Then they came for our Schools...private companies line up to take over state education

The Coalition Government has been running into huge political opposition to its attempts to marketise and privatise parts of the NHS. But meanwhile they have actually started to do this to schools and nobody appears to have noticed. An article in the Observer this weekend called State schools hover on the brink of huge private sector revolution seems to have woken up quite a few people.

As this blog has reported a free school is to open in Brandon in Suffolk when the Breckland Middle School closes later this year. This school is to be run by a Swedish company who are going to make a profit. They are even calling the school after the company. It will be known as "IES Brandon".

The way this has happened involved smoke and mirrors. There was a  local school group called "SABRES" who are a group of parents who set out trying to save Breckland Middle School from closure. Matthew Hancock, local Tory MP and other politicians began to "help" the group. They got to go to London, meet the Secretary of State, got their name in the papers. As the group lacked the expertise to actually manage a school themselves they were convinced by the said politicians that they needed to tender for "experienced" companies to run the school.

The group are assured that it them that will be really running the school but in reality they will have far less control over the school than the Governors of the Middle School it will replace had. The name of the school tells you who is running it. This is in effect a contract between the Secretary of State and the company IES. The local Governors seem to be there for appearances more than anything else. But this trick allows the DfE to claim that the school is not profit making as the local founders make no money from it.
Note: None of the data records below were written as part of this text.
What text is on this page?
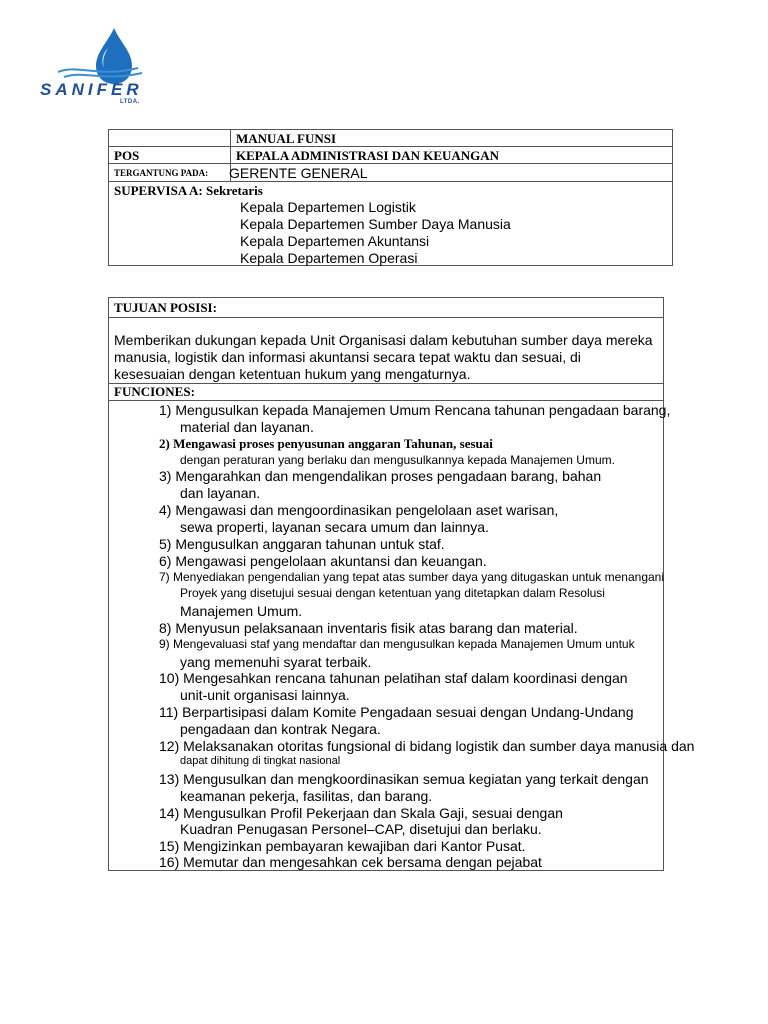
SANIFER
LTDA.
MANUAL FUNSI
POS	KEPALA ADMINISTRASI DAN KEUANGAN
TERGANTUNG PADA: GERENTE GENERAL
SUPERVISA A: Sekretaris
Kepala Departemen Logistik
Kepala Departemen Sumber Daya Manusia
Kepala Departemen Akuntansi
Kepala Departemen Operasi
TUJUAN POSISI:
Memberikan dukungan kepada Unit Organisasi dalam kebutuhan sumber daya mereka
manusia, logistik dan informasi akuntansi secara tepat waktu dan sesuai, di
kesesuaian dengan ketentuan hukum yang mengaturnya.
FUNCIONES:
1) Mengusulkan kepada Manajemen Umum Rencana tahunan pengadaan barang,
material dan layanan.
2) Mengawasi proses penyusunan anggaran Tahunan, sesuai
dengan peraturan yang berlaku dan mengusulkannya kepada Manajemen Umum.
3) Mengarahkan dan mengendalikan proses pengadaan barang, bahan
dan layanan.
4) Mengawasi dan mengoordinasikan pengelolaan aset warisan,
sewa properti, layanan secara umum dan lainnya.
5) Mengusulkan anggaran tahunan untuk staf.
6) Mengawasi pengelolaan akuntansi dan keuangan.
7) Menyediakan pengendalian yang tepat atas sumber daya yang ditugaskan untuk menangani
Proyek yang disetujui sesuai dengan ketentuan yang ditetapkan dalam Resolusi
Manajemen Umum.
8) Menyusun pelaksanaan inventaris fisik atas barang dan material.
9) Mengevaluasi staf yang mendaftar dan mengusulkan kepada Manajemen Umum untuk
yang memenuhi syarat terbaik.
10) Mengesahkan rencana tahunan pelatihan staf dalam koordinasi dengan
unit-unit organisasi lainnya.
11) Berpartisipasi dalam Komite Pengadaan sesuai dengan Undang-Undang
pengadaan dan kontrak Negara.
12) Melaksanakan otoritas fungsional di bidang logistik dan sumber daya manusia dan
dapat dihitung di tingkat nasional
13) Mengusulkan dan mengkoordinasikan semua kegiatan yang terkait dengan
keamanan pekerja, fasilitas, dan barang.
14) Mengusulkan Profil Pekerjaan dan Skala Gaji, sesuai dengan
Kuadran Penugasan Personel–CAP, disetujui dan berlaku.
15) Mengizinkan pembayaran kewajiban dari Kantor Pusat.
16) Memutar dan mengesahkan cek bersama dengan pejabat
Maybe the group think that this is how schools are usually opened. They certainly don't give the impression of understanding that they are effectively taking part in an experiment. But the company IES are more aware of the risks. Their UK Manager Jodie King told the Observer:
"It is awful, but we kind of have to accept failure more than we do at the moment. So if a school does fail because of its results, then that is right that it should fail – it should not be kept going at all costs. Yes, it is awful at that time for that year group, but surely the next year will be better for them rather than saying we are going to forsake the next five years of that child's education. So if there is an awful company out there, then they should be allowed to fail and then someone else can take over."
I am not sure if they included this in their pitch to run the Brandon Free School. Probably not.

A market as King points out requires failure to work. Bad business fail and are replaced by better ones. It is interesting that King picks up on what is so wrong with this model when it comes to schools. The damage done to the children going to the school whilst it is being allowed to fail.

And in some areas, Suffolk in particular, there is simply not enough "competition" for this model to work even if it was desirable. It will become like the train line I simply have to use to get to work. Run by whatever private company happens to win the contract. I don't have any "choice".

There are plenty of people, such as James Croft from  the Centre for Market Reform of Education who see nothing wrong with profit, writing in a blog post he says:
the profit motive attracts investment. It puts private capital to work in productive ways, incentivising efficient management of resources and consistent delivery of quality outcomes, so that learners are not lost to competitors. Any profit generated, or capital gain, is new wealth, which may be invested in expanding the benefits of the services provided to new customers.
And a public service ethos? Apparently this is not needed:
these advantages do not depend on people being especially public-spirited. All that is required is sensible business decisions and standards may be raised.
And to be honest I have not seen any evidence of "investment" by the private sector. The capital costs for Breckland for example are being paid for by the DfE not IES. They seem to be able to take the profit without putting up any of the capital.

Neoliberals believe that everything is best run by the market and that competition will invariably deliver better quality. They believe that this model is true for everything in life. And nothing seems too important to fail. Except of course large banks....

The privatisations of the last Tory Government have had mixed success. The railways probably represent the worst and clearly demonstrate that running something to make a profit does not guarantee a good service. As it is a combination of ancient rolling stock, inadequate investment in the infrastructure and poor customer service makes the experience deeply unpleasant and the fact someone is actually making money out of it just adds insult to injury. They certainly don't deserve to.

So they are coming for our schools now. Local schools that have been managed locally for a hundred years or more in many cases. Built by the Church or by the local council for the public good. Built out of the belief that education is a right for all, that it is something special and important. That bringing up children and educating them is something unique not just another business.

They say a village dies when it looses its pub but the loss of its school is worse. A school is an integral part of the local community, part of what binds people together.

So when they come for our schools we should tell them that they are not for sale. That some things are too important to fail. Too precious to be measured in pounds and pence. We must wake up and stop this happening before it is too late and our local schools are stolen from us to make money for the few.